Dave was able to borrow scaffolding from the boat yard today. He wanted to buff the old name of the boat off of our hull. The name had been removed when we first bought the boat, but you could still see the outline of the name, or at least Dave could.
I spent the day inside working on some things on the computer. Dave came in for lunch and really smelled like diesel. He washed his hands a couple times before having lunch. About 6:00, I was starting to feel light headed. Shortly after that, Dave came in again and decided to check the bilge. Sure enough, there was diesel fuel in our bilge.
After getting some fresh air, I started cleaning it up while Dave searched for the source. He found 2 leaks, near the fuel gauge and near the tank whistle.

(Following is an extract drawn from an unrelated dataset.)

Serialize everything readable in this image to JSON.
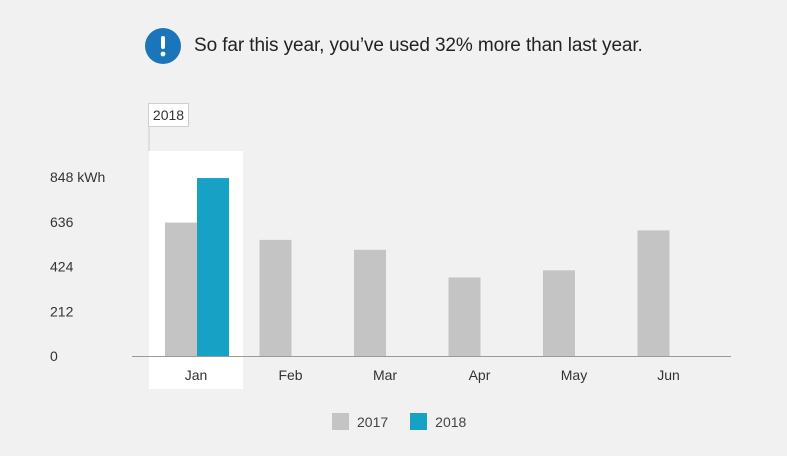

We have a tank whistle in the fuel line that will make an irritating whistle as fuel is being pumped into the tank. When it stops, no air is passing the whistle, so the tank is full. It doesn’t function when pouring fuel in from a can at a slower speed. So Dave just listens for it to sound full and watches the overflow vent. One of the leaks came from the hose clamps on the tank whistle. The clamps needed tightening. Dave had placed a new gasket in the fuel gauge recently, so the gasket had compressed and was leaking, also.
Funny thing is, when he filled 2 jerry cans with diesel on Sunday, he didn’t fill them completely. At the nearest station to the boat yard, you have to pay in advance to get the diesel fuel. Dave asked for 10 gallons at the counter inside. They couldn’t figure out how to pre-charge by the gallon. So he picked a dollar amount and only got about 8.5 gallons instead of 10 gallons. If he had gotten the full 10 gallons, we may have had more diesel in our bilge. Dave also explained that diesel fuel sold at a gas station is colored yellow. If it sold at a fuel dock, it is red.
The up side of this is: they were simple things to fix. And this didn’t happen at sea. It was much easier to clean up and air out the boat here in the boat yard than it would have been at sea. Not sure how we would have disposed of the diesel at sea.
We ended up having Dominoes deliver pizza for us tonight. It was already after 8:00 by the time we ordered it. The guy who delivered the pizza was in his 20’s. He had never been to this boat yard and didn’t know it was even here. He told us how he had always been fascinated by sailboats, and asked us all kinds of questions about living aboard. We told him to find a small, inexpensive boat and learn to sail. Then he can make future plans for a larger boat Anything is possible.